I suppose it would be fair to also point out the context that has contributed to this mindset. The current structure by which professional sports operate has been many times criticized for being oppressive, exploitative, and lacking equity in all types of ways. Check out William Rhoden's Forty Million Dollar Slave for some historical context. The NBA, much like the NFL, and the small contingent of mostly White men that hold controlling equity in the franchises that make it up, has been said to be dealing with what has been called a “plantation mentality” or what Martenzie Johnson called an “ownership mentality” in his 2019 article featured on the ESPN affiliate platform, “the Undefeated”. The irony.

Martenzie Johnson does well to highlight several of the NBA’s institutional practices that shape and reinforce a mentality of viewing and treating players as assets and commodities rather than as people. For example, the rules and narratives that surround the NBA draft and free agency are often at odds with player freedom of enterprise and autonomy as they attempt to control where players play/live/work and for how long. Perhaps this is the reality that MacMullan’s comments were simply pointing to, but from the sound of it, her sentiments more likely strengthen Johnson’s point that the owner mentality problem extends beyond the so-called owners of NBA franchises. “Some fans, executives, coaches and player agents view the players and their bodies as property of NBA Inc., there to be plundered, prodded and powerless”. He may amend this list to include some “members of the media”.

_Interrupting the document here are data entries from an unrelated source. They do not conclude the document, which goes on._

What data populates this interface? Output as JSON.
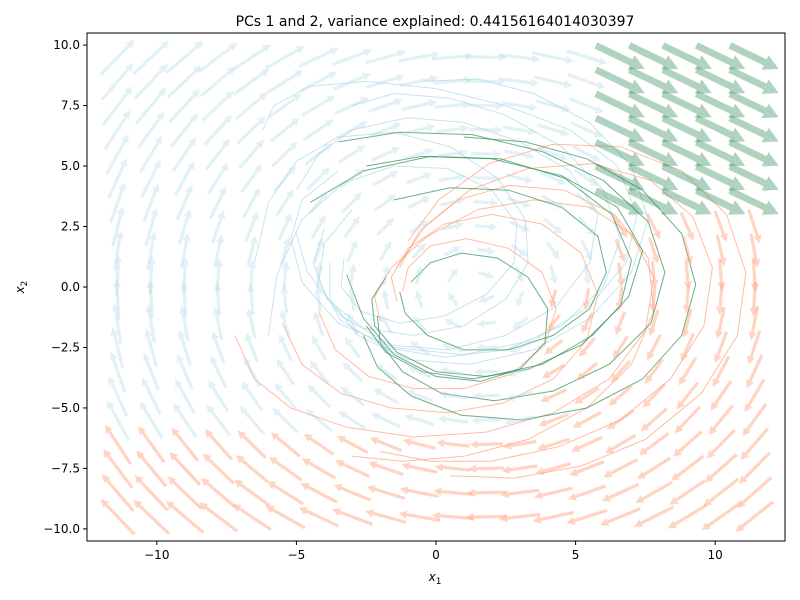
{
  "chart_data": {
    "type": "quiver",
    "title": "PCs 1 and 2, variance explained: 0.44156164014030397",
    "xlabel": {
      "base": "x",
      "sub": "1"
    },
    "ylabel": {
      "base": "x",
      "sub": "2"
    },
    "xlim": [
      -12.5,
      12.5
    ],
    "ylim": [
      -10.5,
      10.5
    ],
    "xticks": [
      -10,
      -5,
      0,
      5,
      10
    ],
    "yticks": [
      -10.0,
      -7.5,
      -5.0,
      -2.5,
      0.0,
      2.5,
      5.0,
      7.5,
      10.0
    ],
    "xtick_labels": [
      "−10",
      "−5",
      "0",
      "5",
      "10"
    ],
    "ytick_labels": [
      "−10.0",
      "−7.5",
      "−5.0",
      "−2.5",
      "0.0",
      "2.5",
      "5.0",
      "7.5",
      "10.0"
    ],
    "grid": false,
    "legend": null,
    "vector_field": {
      "grid_x_range": [
        -11.4,
        11.4
      ],
      "grid_y_range": [
        -9.5,
        9.5
      ],
      "grid_n": 20,
      "regions": [
        {
          "color": "#add8e6",
          "opacity": 0.35,
          "description": "left / upper-left region, rotating clockwise"
        },
        {
          "color": "#ffa07a",
          "opacity": 0.45,
          "description": "lower / right region"
        },
        {
          "color": "#2e8b57",
          "opacity": 0.38,
          "description": "upper-right region, strong flow to lower-right"
        }
      ]
    },
    "series": [
      {
        "color": "#add8e6",
        "trajectories": [
          {
            "x": [
              -6.2,
              -5.8,
              -4.5,
              -2.5,
              0.0,
              2.5,
              4.8,
              6.5,
              7.2,
              6.8,
              5.5,
              3.5,
              1.0,
              -1.5,
              -3.5,
              -4.8,
              -5.2,
              -4.8,
              -3.5
            ],
            "y": [
              6.5,
              7.5,
              8.3,
              8.5,
              8.2,
              7.5,
              6.5,
              5.0,
              3.0,
              1.0,
              -0.8,
              -2.2,
              -2.8,
              -2.5,
              -1.5,
              0.2,
              2.0,
              3.6,
              4.8
            ]
          },
          {
            "x": [
              -5.0,
              -4.2,
              -3.0,
              -1.0,
              1.0,
              3.0,
              4.8,
              5.8,
              5.5,
              4.3,
              2.5,
              0.4,
              -1.6,
              -3.4,
              -4.6,
              -5.0
            ],
            "y": [
              4.0,
              5.5,
              6.5,
              7.0,
              6.8,
              6.0,
              4.8,
              3.0,
              1.0,
              -0.8,
              -2.0,
              -2.6,
              -2.4,
              -1.2,
              0.6,
              2.2
            ]
          },
          {
            "x": [
              -6.5,
              -6.0,
              -5.0,
              -3.5,
              -1.5,
              0.5,
              2.2,
              3.2,
              3.3,
              2.5,
              1.0,
              -0.8,
              -2.6,
              -3.9,
              -4.4,
              -4.0
            ],
            "y": [
              1.0,
              3.5,
              5.2,
              6.2,
              6.4,
              5.8,
              4.5,
              2.8,
              1.0,
              -0.5,
              -1.6,
              -2.0,
              -1.7,
              -0.5,
              1.0,
              2.4
            ]
          },
          {
            "x": [
              -3.0,
              -1.5,
              0.5,
              2.5,
              4.5,
              6.0,
              6.6,
              6.0,
              4.5,
              2.5,
              0.3,
              -1.8,
              -3.4,
              -4.2,
              -4.0,
              -3.0
            ],
            "y": [
              7.5,
              8.0,
              7.8,
              7.1,
              5.8,
              4.0,
              2.0,
              0.0,
              -1.6,
              -2.6,
              -2.9,
              -2.5,
              -1.4,
              0.2,
              1.8,
              3.2
            ]
          },
          {
            "x": [
              -6.0,
              -5.7,
              -4.8,
              -3.3,
              -1.5,
              0.4,
              2.0,
              2.9,
              2.8,
              1.8,
              0.3,
              -1.3,
              -2.7,
              -3.4,
              -3.3
            ],
            "y": [
              -2.0,
              0.5,
              2.8,
              4.3,
              5.0,
              4.9,
              4.0,
              2.6,
              1.0,
              -0.3,
              -1.2,
              -1.5,
              -1.0,
              0.0,
              1.2
            ]
          },
          {
            "x": [
              -0.5,
              1.5,
              3.5,
              5.5,
              7.0,
              7.6,
              7.0,
              5.5,
              3.5,
              1.2,
              -1.0,
              -2.8,
              -3.8,
              -3.8
            ],
            "y": [
              8.5,
              8.6,
              8.0,
              6.8,
              5.0,
              2.8,
              0.6,
              -1.3,
              -2.6,
              -3.2,
              -3.0,
              -2.0,
              -0.5,
              1.0
            ]
          }
        ]
      },
      {
        "color": "#ffa07a",
        "trajectories": [
          {
            "x": [
              -7.2,
              -6.5,
              -5.2,
              -3.2,
              -0.8,
              1.8,
              4.2,
              6.2,
              7.5,
              7.8,
              7.0,
              5.5,
              3.5,
              1.5,
              -0.3,
              -1.6,
              -2.2,
              -2.0
            ],
            "y": [
              -2.0,
              -3.8,
              -5.0,
              -5.8,
              -6.2,
              -6.0,
              -5.2,
              -3.8,
              -1.8,
              0.4,
              2.2,
              3.3,
              3.6,
              3.2,
              2.1,
              0.8,
              -0.4,
              -1.4
            ]
          },
          {
            "x": [
              -5.5,
              -4.8,
              -3.4,
              -1.6,
              0.4,
              2.4,
              4.2,
              5.4,
              5.8,
              5.2,
              3.8,
              2.0,
              0.3,
              -1.0,
              -1.6,
              -1.4
            ],
            "y": [
              -1.5,
              -3.2,
              -4.4,
              -5.0,
              -5.2,
              -4.8,
              -3.8,
              -2.2,
              -0.3,
              1.4,
              2.6,
              3.0,
              2.6,
              1.6,
              0.4,
              -0.6
            ]
          },
          {
            "x": [
              -2.0,
              -0.2,
              2.0,
              4.4,
              6.6,
              8.4,
              9.6,
              9.9,
              9.2,
              7.7,
              5.6,
              3.3,
              1.2,
              -0.4,
              -1.4
            ],
            "y": [
              -6.8,
              -7.2,
              -7.2,
              -6.6,
              -5.5,
              -3.8,
              -1.6,
              0.8,
              2.9,
              4.4,
              5.1,
              4.9,
              4.0,
              2.5,
              0.8
            ]
          },
          {
            "x": [
              0.5,
              2.8,
              5.2,
              7.5,
              9.5,
              10.8,
              11.1,
              10.4,
              8.8,
              6.6,
              4.2,
              1.9,
              0.1,
              -1.0
            ],
            "y": [
              -7.8,
              -7.9,
              -7.4,
              -6.3,
              -4.4,
              -2.0,
              0.6,
              3.0,
              4.8,
              5.8,
              5.9,
              5.1,
              3.6,
              1.9
            ]
          },
          {
            "x": [
              -4.2,
              -3.6,
              -2.4,
              -0.8,
              1.0,
              2.7,
              3.9,
              4.3,
              3.8,
              2.6,
              1.1,
              -0.2,
              -1.0,
              -1.2
            ],
            "y": [
              -1.0,
              -2.6,
              -3.7,
              -4.2,
              -4.2,
              -3.6,
              -2.4,
              -0.9,
              0.6,
              1.6,
              2.0,
              1.7,
              0.8,
              -0.2
            ]
          },
          {
            "x": [
              -3.0,
              -1.2,
              1.0,
              3.3,
              5.4,
              7.0,
              7.8,
              7.6,
              6.4,
              4.6,
              2.6,
              0.8,
              -0.6,
              -1.3
            ],
            "y": [
              -7.0,
              -7.2,
              -7.0,
              -6.3,
              -5.0,
              -3.2,
              -1.0,
              1.2,
              3.0,
              4.0,
              4.2,
              3.6,
              2.3,
              0.8
            ]
          }
        ]
      },
      {
        "color": "#2e8b57",
        "trajectories": [
          {
            "x": [
              -2.5,
              -0.5,
              2.0,
              4.5,
              6.5,
              7.4,
              6.9,
              5.6,
              3.8,
              1.8,
              0.0,
              -1.4,
              -2.2,
              -2.3,
              -1.8
            ],
            "y": [
              5.0,
              5.4,
              5.3,
              4.6,
              3.3,
              1.5,
              -0.4,
              -2.0,
              -3.2,
              -3.7,
              -3.5,
              -2.7,
              -1.6,
              -0.5,
              0.4
            ]
          },
          {
            "x": [
              -3.5,
              -1.3,
              1.3,
              3.8,
              6.0,
              7.6,
              8.2,
              7.7,
              6.2,
              4.2,
              2.1,
              0.2,
              -1.2,
              -2.0,
              -2.1
            ],
            "y": [
              6.0,
              6.4,
              6.3,
              5.6,
              4.4,
              2.7,
              0.6,
              -1.5,
              -3.2,
              -4.3,
              -4.7,
              -4.4,
              -3.5,
              -2.3,
              -1.2
            ]
          },
          {
            "x": [
              -1.5,
              0.5,
              2.6,
              4.5,
              5.8,
              6.1,
              5.5,
              4.2,
              2.6,
              1.0,
              -0.3,
              -1.1,
              -1.3
            ],
            "y": [
              3.6,
              4.1,
              4.0,
              3.3,
              2.1,
              0.6,
              -0.9,
              -2.0,
              -2.6,
              -2.6,
              -2.0,
              -1.1,
              -0.2
            ]
          },
          {
            "x": [
              1.0,
              3.2,
              5.4,
              7.4,
              8.8,
              9.3,
              8.8,
              7.4,
              5.4,
              3.1,
              0.9,
              -0.9,
              -2.1,
              -2.6
            ],
            "y": [
              6.2,
              6.0,
              5.3,
              4.0,
              2.2,
              0.1,
              -2.0,
              -3.8,
              -5.0,
              -5.5,
              -5.3,
              -4.5,
              -3.3,
              -2.0
            ]
          },
          {
            "x": [
              -4.5,
              -2.6,
              -0.2,
              2.3,
              4.6,
              6.3,
              7.0,
              6.6,
              5.2,
              3.3,
              1.3,
              -0.5,
              -1.8,
              -2.5
            ],
            "y": [
              3.5,
              4.8,
              5.4,
              5.3,
              4.5,
              3.0,
              1.1,
              -0.8,
              -2.4,
              -3.4,
              -3.8,
              -3.5,
              -2.7,
              -1.6
            ]
          },
          {
            "x": [
              -3.2,
              -2.6,
              -1.5,
              0.0,
              1.6,
              3.0,
              3.9,
              4.0,
              3.3,
              2.2,
              0.9,
              -0.2,
              -0.9
            ],
            "y": [
              0.5,
              -1.3,
              -2.8,
              -3.7,
              -3.9,
              -3.4,
              -2.3,
              -0.9,
              0.4,
              1.2,
              1.4,
              1.0,
              0.2
            ]
          }
        ]
      }
    ]
  }
}
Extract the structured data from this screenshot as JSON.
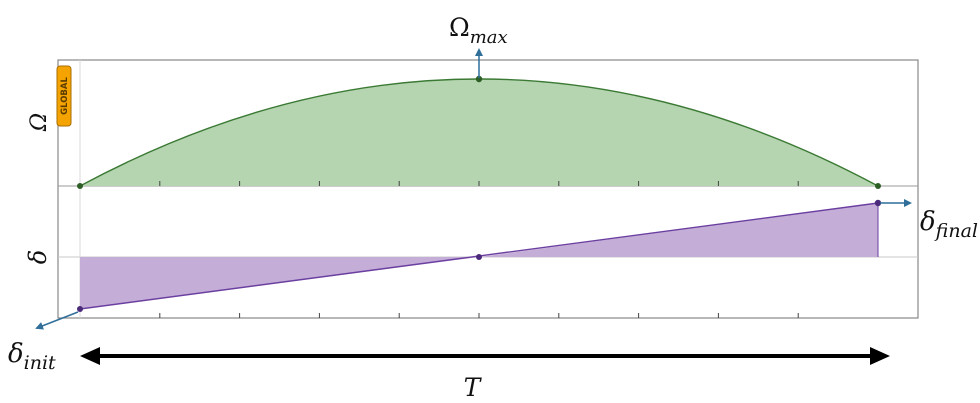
{
  "badge": {
    "text": "GLOBAL",
    "color": "#f5a300"
  },
  "labels": {
    "omega_axis": "Ω",
    "delta_axis": "δ",
    "omega_max": {
      "base": "Ω",
      "sub": "max"
    },
    "delta_final": {
      "base": "δ",
      "sub": "final"
    },
    "delta_init": {
      "base": "δ",
      "sub": "init"
    },
    "duration": "T"
  },
  "colors": {
    "omega_fill": "#b5d4b0",
    "omega_line": "#3b7a34",
    "delta_fill": "#c4aed8",
    "delta_line": "#6b3fa0",
    "arrow": "#2f6f9a",
    "frame": "#888888"
  },
  "icons": {
    "duration_arrow": "double-headed-arrow",
    "pointer_arrow": "arrow"
  }
}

Whatever you may feel when you hear news that some player has decided to take his/her talents to another team or city, never forget that their services are contracted. The contract to play (work) for and represent a team is a legally binding agreement. It does not grant the team nor its stakeholders ownership of the player. Yes, many of these players are paid millions in exchange for their services. This does not make them property. It is disappointing that this point needs any expression, given that the large majority of the NBA player population is made up of individuals who at one time in this country were legally classified as actual property. What am I missing?